Margaret taught secondary-school English for thirty-eight years. For most of that time she never thought about her weight — not because she was careful, but because the job did the work for her. She was on her feet from the first bell, walking between classrooms, eating the same quick lunch in the same twenty-minute window, home by six with a routine so fixed she could have set a clock by her own appetite.
Then she retired. And within a year she was 9 kg heavier and could not say exactly how it had happened.
When the day loses its edges
The strange part, Margaret said later, was that she didn't feel like she was eating more. There was no binge, no new vice. What disappeared was the shape of the day. No bell told her lunch was over. No staffroom kettle marked the one tea break she was allowed. The kitchen was now ten steps away, all day, every day.
So she grazed. A slice of toast at half past nine because she was up anyway.
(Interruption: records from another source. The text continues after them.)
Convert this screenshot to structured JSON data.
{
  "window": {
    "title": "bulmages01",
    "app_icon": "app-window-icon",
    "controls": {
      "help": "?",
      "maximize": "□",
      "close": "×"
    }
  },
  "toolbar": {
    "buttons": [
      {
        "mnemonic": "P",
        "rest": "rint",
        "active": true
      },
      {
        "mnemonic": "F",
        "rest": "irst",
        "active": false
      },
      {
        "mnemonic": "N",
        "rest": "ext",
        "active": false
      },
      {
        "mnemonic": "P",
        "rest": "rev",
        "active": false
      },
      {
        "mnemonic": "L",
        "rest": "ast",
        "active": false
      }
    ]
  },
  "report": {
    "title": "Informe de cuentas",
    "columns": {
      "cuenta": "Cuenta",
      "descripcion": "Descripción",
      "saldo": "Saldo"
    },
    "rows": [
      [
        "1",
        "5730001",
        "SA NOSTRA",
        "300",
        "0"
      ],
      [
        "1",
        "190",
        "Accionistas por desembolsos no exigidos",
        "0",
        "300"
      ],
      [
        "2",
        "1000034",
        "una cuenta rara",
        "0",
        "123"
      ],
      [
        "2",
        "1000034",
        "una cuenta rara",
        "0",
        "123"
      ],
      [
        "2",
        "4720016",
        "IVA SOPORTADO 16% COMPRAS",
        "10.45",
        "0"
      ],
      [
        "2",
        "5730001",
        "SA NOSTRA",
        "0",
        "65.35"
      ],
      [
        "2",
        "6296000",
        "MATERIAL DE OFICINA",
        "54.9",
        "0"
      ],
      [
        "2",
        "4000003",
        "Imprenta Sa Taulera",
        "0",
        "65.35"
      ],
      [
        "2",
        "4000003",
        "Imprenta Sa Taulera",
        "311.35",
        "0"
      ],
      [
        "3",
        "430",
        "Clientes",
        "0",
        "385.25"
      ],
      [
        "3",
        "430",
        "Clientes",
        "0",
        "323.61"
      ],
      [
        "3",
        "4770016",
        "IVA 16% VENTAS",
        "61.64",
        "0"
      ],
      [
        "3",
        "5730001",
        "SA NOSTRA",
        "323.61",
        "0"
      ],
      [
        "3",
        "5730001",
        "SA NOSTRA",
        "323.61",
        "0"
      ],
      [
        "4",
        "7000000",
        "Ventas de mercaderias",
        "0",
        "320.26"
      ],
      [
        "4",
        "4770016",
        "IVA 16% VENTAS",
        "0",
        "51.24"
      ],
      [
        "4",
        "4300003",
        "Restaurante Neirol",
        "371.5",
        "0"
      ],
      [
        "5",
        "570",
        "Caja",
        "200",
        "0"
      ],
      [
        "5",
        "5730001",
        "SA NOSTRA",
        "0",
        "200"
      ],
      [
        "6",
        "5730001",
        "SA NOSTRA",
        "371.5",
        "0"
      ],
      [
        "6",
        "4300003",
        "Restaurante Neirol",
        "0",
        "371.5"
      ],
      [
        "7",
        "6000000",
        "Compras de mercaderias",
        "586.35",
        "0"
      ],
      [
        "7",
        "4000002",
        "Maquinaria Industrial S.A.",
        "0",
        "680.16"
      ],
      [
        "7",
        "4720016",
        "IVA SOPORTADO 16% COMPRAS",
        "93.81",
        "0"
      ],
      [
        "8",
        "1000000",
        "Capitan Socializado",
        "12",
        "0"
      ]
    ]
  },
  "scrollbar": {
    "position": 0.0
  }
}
The end of the loaf at eleven. A proper lunch, then a biscuit with the afternoon coffee, then another because the packet was open. By the time her husband got home she'd half-cooked and half-eaten her way through more calories than a teaching day had ever held.
"I'd retired from work. I hadn't realised I'd also retired from a routine that was quietly keeping me in shape."
Giving the day its structure back
Margaret's daughter suggested she just write down what she ate. Not a diet — just a record. Margaret was sceptical; she'd never counted a calorie in her life. But she started logging, and the first thing it gave her wasn't a number. It was a frame.
Suddenly the day had edges again. Logging breakfast made breakfast a meal instead of the first of six nibbles. Seeing the morning toast appear on the list made the second slice feel like a decision rather than a reflex. The grazing didn't vanish overnight, but it became visible, and visible was enough to make most of it stop.
The total surprised her. Her actual meals were modest. The damage was almost entirely in the in-between — easily 600 to 700 calories a day of bits and ends she'd never have counted as eating.
A slower pace suits a slower life
She didn't crash-diet. At sixty-two, with all the time in the world, there was no reason to rush. She set a gentle target, kept logging, and let the in-between snacking shrink to a couple of deliberate ones she actually enjoyed. She also did the thing the job used to do for her: she built a walk into the morning, fixed, non-negotiable, the new bell.
The weight came off over about ten months — unhurried, the same pace it had crept on. By the following spring she was back to what she'd weighed in the classroom, 9 kg down, and eating, if anything, a little better than she had while working.
Retirement hadn't made her gain weight. The loss of structure had. Logging simply handed the structure back — and this time it was hers to keep.